Earnings take center stage next week when 40% of the S&P 500’s market cap report on Tuesday through Thursday, including the tech and related heavyweights of Microsoft Corp, Google parent Alphabet Inc, Apple Inc and Facebook Inc.
Those names, including Amazon.com Inc, supplied the biggest upside to a broad-based rally in which advancing shares easily outpaced decliners.
Expectations for company results have steadily gained in recent weeks as opposed to a typical decline as earnings season approaches. First-quarter earnings are expected to jump 33.9% from a year ago, the highest quarterly rate since the fourth quarter of 2010, according to IBES Refinitiv data.
U.S. factory activity powered ahead in early April.
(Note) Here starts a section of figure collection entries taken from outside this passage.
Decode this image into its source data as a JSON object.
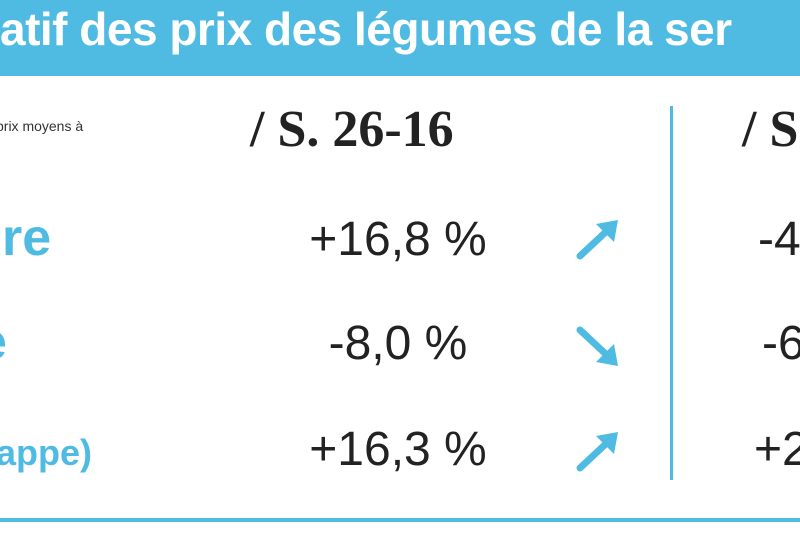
{
  "header": {
    "title": "atif des prix des légumes de la ser"
  },
  "table": {
    "note": "prix moyens à",
    "columns": [
      "/ S. 26-16",
      "/ S"
    ],
    "rows": [
      [
        "re",
        "+16,8 %",
        "-4"
      ],
      [
        "e",
        "-8,0 %",
        "-6"
      ],
      [
        "appe)",
        "+16,3 %",
        "+2"
      ]
    ]
  }
}
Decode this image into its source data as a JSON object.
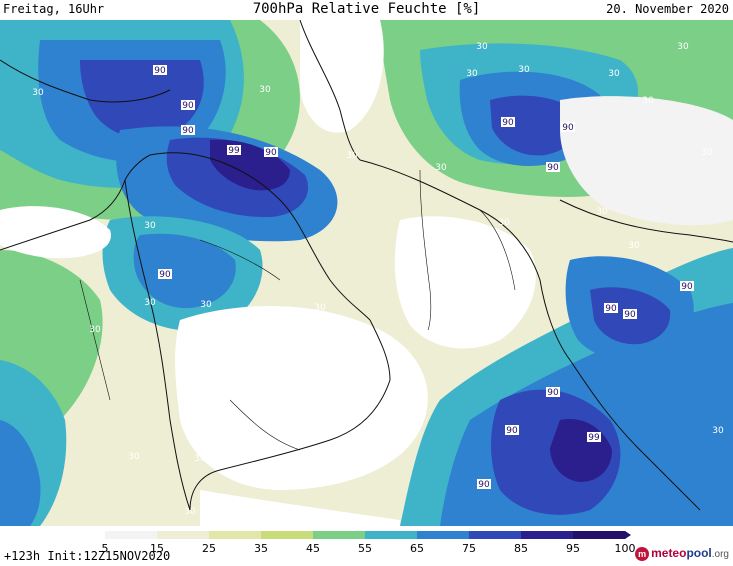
{
  "header": {
    "valid_time": "Freitag, 16Uhr",
    "title": "700hPa Relative Feuchte [%]",
    "date": "20. November 2020"
  },
  "footer": {
    "run_info": "+123h Init:12Z15NOV2020",
    "brand": {
      "part1": "meteo",
      "part2": "pool",
      "part3": ".org"
    }
  },
  "colorbar": {
    "labels": [
      "5",
      "15",
      "25",
      "35",
      "45",
      "55",
      "65",
      "75",
      "85",
      "95",
      "100"
    ],
    "colors": [
      "#ffffff",
      "#f3f3f3",
      "#eeeed4",
      "#e2e6a8",
      "#c8dc7a",
      "#7ccf86",
      "#3fb4c8",
      "#2f82cf",
      "#3048b8",
      "#2a1f8c",
      "#241066"
    ]
  },
  "map": {
    "contour_labels": [
      "90",
      "90",
      "90",
      "99",
      "90",
      "90",
      "90",
      "90",
      "90",
      "90",
      "90",
      "90",
      "90",
      "99",
      "90",
      "90",
      "30",
      "30",
      "30",
      "30",
      "30",
      "30",
      "30",
      "30",
      "30",
      "30",
      "30",
      "30",
      "30",
      "30",
      "30",
      "30",
      "30",
      "30",
      "30",
      "30",
      "30",
      "30",
      "30",
      "30"
    ]
  }
}
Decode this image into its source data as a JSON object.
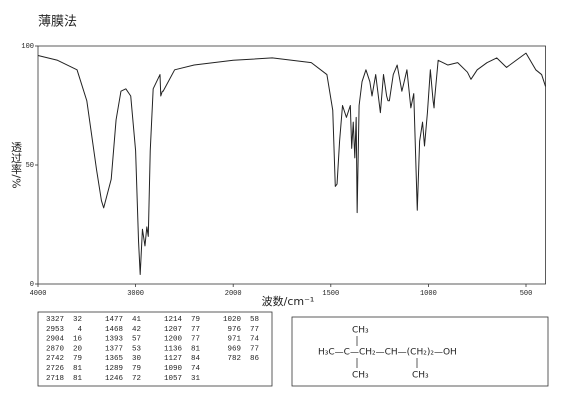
{
  "chart_data": {
    "type": "line",
    "title": "薄膜法",
    "xlabel": "波数/cm⁻¹",
    "ylabel": "透过率/%",
    "color": "#222222",
    "xlim": [
      4000,
      400
    ],
    "xticks": [
      4000,
      3000,
      2000,
      1500,
      1000,
      500
    ],
    "ylim": [
      0,
      100
    ],
    "yticks": [
      0,
      50,
      100
    ],
    "x": [
      4000,
      3800,
      3600,
      3500,
      3400,
      3350,
      3327,
      3250,
      3200,
      3150,
      3100,
      3050,
      3000,
      2970,
      2953,
      2930,
      2904,
      2885,
      2870,
      2850,
      2820,
      2750,
      2742,
      2726,
      2718,
      2600,
      2400,
      2200,
      2000,
      1800,
      1600,
      1520,
      1490,
      1477,
      1468,
      1455,
      1440,
      1420,
      1400,
      1393,
      1385,
      1377,
      1370,
      1365,
      1355,
      1340,
      1320,
      1300,
      1289,
      1270,
      1246,
      1230,
      1214,
      1207,
      1200,
      1180,
      1160,
      1136,
      1127,
      1110,
      1090,
      1075,
      1057,
      1045,
      1030,
      1020,
      1005,
      990,
      976,
      971,
      969,
      950,
      900,
      850,
      800,
      782,
      750,
      700,
      650,
      600,
      550,
      500,
      450,
      420,
      400
    ],
    "values": [
      96,
      94,
      90,
      77,
      48,
      35,
      32,
      44,
      69,
      81,
      82,
      79,
      56,
      18,
      4,
      23,
      16,
      24,
      20,
      56,
      82,
      88,
      79,
      81,
      81,
      90,
      92,
      93,
      94,
      95,
      93,
      88,
      73,
      41,
      42,
      60,
      75,
      70,
      75,
      57,
      68,
      53,
      70,
      30,
      75,
      85,
      90,
      85,
      79,
      88,
      72,
      88,
      79,
      77,
      77,
      88,
      92,
      81,
      84,
      90,
      74,
      80,
      31,
      60,
      68,
      58,
      72,
      90,
      77,
      74,
      77,
      94,
      92,
      93,
      89,
      86,
      90,
      93,
      95,
      91,
      94,
      97,
      90,
      88,
      83
    ]
  },
  "peak_table": [
    [
      3327,
      32
    ],
    [
      2953,
      4
    ],
    [
      2904,
      16
    ],
    [
      2870,
      20
    ],
    [
      2742,
      79
    ],
    [
      2726,
      81
    ],
    [
      2718,
      81
    ],
    [
      1477,
      41
    ],
    [
      1468,
      42
    ],
    [
      1393,
      57
    ],
    [
      1377,
      53
    ],
    [
      1365,
      30
    ],
    [
      1289,
      79
    ],
    [
      1246,
      72
    ],
    [
      1214,
      79
    ],
    [
      1207,
      77
    ],
    [
      1200,
      77
    ],
    [
      1136,
      81
    ],
    [
      1127,
      84
    ],
    [
      1090,
      74
    ],
    [
      1057,
      31
    ],
    [
      1020,
      58
    ],
    [
      976,
      77
    ],
    [
      971,
      74
    ],
    [
      969,
      77
    ],
    [
      782,
      86
    ]
  ],
  "structure": {
    "top": "CH₃",
    "main": "H₃C—C—CH₂—CH—(CH₂)₂—OH",
    "bottom_left": "CH₃",
    "bottom_right": "CH₃"
  }
}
IHS Markit’s flash U.S. manufacturing PMI increased to 60.6 in the first half of this month, the highest reading since the series started in May 2007.
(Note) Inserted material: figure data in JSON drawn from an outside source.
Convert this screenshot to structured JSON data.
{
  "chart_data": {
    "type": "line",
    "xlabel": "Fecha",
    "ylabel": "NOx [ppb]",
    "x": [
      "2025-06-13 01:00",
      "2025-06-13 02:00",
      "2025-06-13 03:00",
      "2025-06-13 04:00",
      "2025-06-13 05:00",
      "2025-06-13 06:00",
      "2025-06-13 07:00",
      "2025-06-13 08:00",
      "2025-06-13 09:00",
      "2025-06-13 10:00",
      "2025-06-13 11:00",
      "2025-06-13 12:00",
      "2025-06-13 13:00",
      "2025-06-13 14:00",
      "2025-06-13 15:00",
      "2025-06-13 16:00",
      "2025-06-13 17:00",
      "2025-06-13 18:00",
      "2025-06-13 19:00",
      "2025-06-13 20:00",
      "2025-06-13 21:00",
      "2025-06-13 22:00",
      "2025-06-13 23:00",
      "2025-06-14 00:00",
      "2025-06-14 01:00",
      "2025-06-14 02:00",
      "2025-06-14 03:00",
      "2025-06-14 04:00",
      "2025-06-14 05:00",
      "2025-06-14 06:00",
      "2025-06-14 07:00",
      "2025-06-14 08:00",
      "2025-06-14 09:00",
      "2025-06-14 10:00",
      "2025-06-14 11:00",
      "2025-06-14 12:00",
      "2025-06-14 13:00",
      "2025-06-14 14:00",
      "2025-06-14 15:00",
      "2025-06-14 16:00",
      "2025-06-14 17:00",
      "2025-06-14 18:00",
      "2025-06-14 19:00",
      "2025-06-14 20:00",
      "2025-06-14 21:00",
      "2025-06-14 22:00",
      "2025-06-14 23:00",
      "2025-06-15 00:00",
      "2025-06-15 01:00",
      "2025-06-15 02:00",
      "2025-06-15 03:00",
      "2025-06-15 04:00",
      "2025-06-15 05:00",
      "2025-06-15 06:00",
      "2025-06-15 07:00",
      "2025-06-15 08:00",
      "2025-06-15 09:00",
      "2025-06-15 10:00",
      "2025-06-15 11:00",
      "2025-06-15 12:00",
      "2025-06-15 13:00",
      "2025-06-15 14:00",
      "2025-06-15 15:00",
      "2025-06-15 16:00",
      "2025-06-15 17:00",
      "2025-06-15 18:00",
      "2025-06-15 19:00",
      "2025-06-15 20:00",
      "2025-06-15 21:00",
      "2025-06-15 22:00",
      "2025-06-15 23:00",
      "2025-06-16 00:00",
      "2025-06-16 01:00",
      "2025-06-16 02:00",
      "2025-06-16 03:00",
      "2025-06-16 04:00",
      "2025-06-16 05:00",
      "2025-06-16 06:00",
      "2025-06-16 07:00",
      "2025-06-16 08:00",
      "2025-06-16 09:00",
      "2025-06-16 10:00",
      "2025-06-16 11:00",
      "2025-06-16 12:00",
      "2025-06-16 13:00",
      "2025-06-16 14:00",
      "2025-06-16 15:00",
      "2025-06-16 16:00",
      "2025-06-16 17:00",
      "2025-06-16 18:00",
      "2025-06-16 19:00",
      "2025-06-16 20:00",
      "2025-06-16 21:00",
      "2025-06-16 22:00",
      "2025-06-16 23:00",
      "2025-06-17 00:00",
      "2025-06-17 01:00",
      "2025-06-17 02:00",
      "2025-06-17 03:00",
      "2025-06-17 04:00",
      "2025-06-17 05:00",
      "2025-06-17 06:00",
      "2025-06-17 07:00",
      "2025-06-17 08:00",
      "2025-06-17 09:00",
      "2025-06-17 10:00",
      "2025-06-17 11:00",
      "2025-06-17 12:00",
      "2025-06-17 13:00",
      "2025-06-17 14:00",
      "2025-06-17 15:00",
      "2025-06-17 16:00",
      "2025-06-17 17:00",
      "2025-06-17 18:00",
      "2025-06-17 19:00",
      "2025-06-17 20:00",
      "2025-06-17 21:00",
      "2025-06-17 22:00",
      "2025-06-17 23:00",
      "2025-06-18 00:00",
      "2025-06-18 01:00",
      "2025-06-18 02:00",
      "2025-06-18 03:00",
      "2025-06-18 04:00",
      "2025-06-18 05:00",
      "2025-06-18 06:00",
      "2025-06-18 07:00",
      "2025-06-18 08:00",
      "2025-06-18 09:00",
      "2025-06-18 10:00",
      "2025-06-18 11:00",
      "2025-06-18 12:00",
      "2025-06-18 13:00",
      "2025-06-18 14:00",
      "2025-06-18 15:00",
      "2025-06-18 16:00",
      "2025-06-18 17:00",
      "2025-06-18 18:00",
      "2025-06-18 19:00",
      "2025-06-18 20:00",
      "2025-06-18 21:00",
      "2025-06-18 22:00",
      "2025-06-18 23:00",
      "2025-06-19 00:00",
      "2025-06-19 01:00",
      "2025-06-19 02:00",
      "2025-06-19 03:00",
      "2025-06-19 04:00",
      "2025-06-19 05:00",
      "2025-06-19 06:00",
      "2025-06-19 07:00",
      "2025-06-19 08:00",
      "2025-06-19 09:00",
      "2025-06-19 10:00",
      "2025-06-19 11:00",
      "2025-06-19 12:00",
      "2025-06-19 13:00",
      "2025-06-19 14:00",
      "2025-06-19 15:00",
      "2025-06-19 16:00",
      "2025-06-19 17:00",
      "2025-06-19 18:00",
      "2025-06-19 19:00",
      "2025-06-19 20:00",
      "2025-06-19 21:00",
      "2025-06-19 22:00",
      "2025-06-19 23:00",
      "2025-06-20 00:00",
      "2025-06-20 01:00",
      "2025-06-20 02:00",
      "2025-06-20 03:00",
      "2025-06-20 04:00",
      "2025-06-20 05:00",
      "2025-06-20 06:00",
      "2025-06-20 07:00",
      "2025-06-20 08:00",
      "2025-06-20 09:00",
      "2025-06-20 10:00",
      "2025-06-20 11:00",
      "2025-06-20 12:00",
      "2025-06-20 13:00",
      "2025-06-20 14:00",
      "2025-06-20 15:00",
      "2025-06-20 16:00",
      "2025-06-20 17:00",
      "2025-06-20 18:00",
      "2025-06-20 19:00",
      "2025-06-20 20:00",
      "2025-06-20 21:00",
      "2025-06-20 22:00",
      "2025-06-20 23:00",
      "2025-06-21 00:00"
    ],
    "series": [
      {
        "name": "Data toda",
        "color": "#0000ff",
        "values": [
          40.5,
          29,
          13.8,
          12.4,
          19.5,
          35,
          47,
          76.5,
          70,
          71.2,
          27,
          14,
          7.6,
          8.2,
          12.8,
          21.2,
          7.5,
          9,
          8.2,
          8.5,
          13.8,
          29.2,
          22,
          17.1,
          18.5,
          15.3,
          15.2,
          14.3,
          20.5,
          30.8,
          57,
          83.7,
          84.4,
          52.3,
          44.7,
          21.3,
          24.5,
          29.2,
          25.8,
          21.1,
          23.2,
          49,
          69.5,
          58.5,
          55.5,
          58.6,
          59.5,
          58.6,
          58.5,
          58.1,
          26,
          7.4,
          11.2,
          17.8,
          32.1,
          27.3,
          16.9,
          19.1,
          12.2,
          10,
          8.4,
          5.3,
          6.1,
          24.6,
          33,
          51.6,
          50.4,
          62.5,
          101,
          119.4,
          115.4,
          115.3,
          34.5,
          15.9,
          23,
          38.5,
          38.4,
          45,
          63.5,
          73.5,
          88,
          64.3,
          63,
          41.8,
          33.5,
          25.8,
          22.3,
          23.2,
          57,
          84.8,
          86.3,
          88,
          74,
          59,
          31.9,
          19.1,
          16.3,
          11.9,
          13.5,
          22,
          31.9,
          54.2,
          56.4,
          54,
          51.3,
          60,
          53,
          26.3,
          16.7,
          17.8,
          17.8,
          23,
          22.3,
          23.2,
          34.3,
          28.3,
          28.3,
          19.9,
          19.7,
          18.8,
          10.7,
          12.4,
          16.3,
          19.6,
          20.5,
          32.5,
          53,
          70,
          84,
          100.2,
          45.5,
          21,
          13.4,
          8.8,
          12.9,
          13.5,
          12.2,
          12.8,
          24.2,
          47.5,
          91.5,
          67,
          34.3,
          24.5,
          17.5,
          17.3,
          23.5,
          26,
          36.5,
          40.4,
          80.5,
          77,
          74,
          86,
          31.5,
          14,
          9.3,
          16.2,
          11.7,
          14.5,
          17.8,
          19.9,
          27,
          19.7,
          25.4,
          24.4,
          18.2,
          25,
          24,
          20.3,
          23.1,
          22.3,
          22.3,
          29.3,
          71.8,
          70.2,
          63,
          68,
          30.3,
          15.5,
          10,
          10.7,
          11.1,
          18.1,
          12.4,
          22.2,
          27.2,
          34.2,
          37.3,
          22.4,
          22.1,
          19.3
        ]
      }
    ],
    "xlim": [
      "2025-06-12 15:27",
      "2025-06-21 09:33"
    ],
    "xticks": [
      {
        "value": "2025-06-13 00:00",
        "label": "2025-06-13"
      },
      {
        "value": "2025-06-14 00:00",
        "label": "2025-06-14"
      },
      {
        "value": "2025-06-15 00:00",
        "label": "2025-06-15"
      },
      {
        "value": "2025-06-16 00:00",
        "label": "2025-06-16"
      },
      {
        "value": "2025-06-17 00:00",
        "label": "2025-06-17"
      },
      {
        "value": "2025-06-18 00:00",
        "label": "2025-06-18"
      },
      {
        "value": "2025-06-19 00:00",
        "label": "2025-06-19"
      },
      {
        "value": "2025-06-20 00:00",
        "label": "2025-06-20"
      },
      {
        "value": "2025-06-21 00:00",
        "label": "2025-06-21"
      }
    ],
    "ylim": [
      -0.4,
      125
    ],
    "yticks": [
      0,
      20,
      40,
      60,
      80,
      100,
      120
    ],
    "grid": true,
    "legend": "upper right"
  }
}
In another sign of strong consumer demand, sales of new U.S. single-family homes rebounded more than expected in March, likely boosted by an acute shortage of previously owned houses on the market.
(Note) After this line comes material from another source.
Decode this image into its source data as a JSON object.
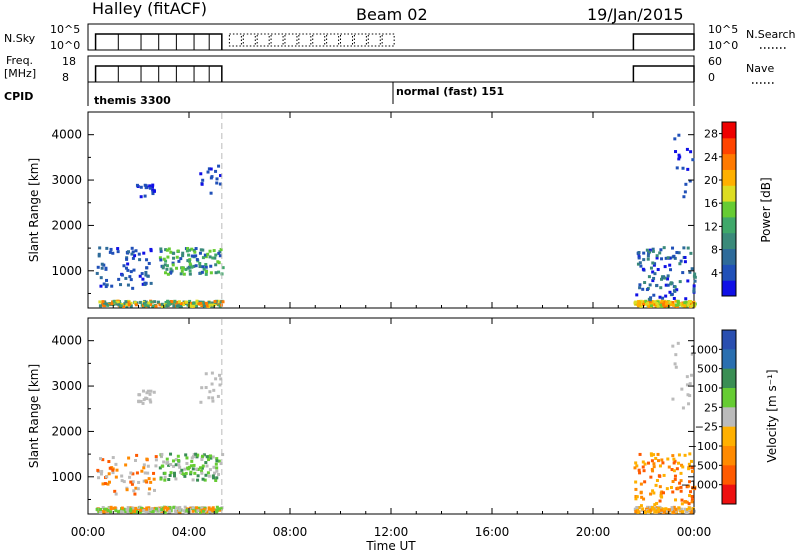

All the 11 major S&P 500 sectors were higher, with technology and financials leading gains.
Ron Temple, head of U.S. equity at Lazard Asset Management, said the U.S. economy is about to post the strongest growth in 50 years, with more than 6% gains both this year and next.
The Federal Reserve will allow the economy to run hotter than in the past, adding to the high-growth outlook.
“Investors are gradually coming around to the sheer magnitude of excess savings, pent-up demand and the implications of such a massive wave of fiscal stimulus,” Temple said.
Stocks surged just before the bell, with the benchmark S&P 500 falling a bit to miss setting a record close.
The Dow Jones Industrial Average rose 0.67% to 34,043.49 and the S&P 500 gained 1.09% at 4,180.17, just below its previous closing high of 4,185.47 on April 16. The Nasdaq Composite added 1.44% at 14,016.81.
For the week, the S&P 500 unofficially fell 0.13%, the Dow about 0.46% and the Nasdaq 0.25%.
Some earnings reports on Friday were lackluster, with American Express Co sliding 1.9% after reporting a slump in credit spending and lower quarterly revenue.
Honeywell International fell 2.1% after missing revenue expectations in aerospace, its biggest business segment.
Naked Brand Group jumped 4.8% after shareholders approved the proposed divestiture of the company’s Bendon brick-and-mortar operations.
Image sharing company Pinterest Inc gained 4.2% as Credit Suisse raised its price target, saying newer product offerings and expanding footprint in markets abroad will yield higher revenue and user growth.
Advancing issues outnumbered declining ones on the NYSE by a 3.62-to-1 ratio; on Nasdaq, a 2.82-to-1 ratio favored advancers.
The S&P 500 posted 81 new 52-week highs and no new lows; the Nasdaq Composite recorded 111 new highs and 20 new lows.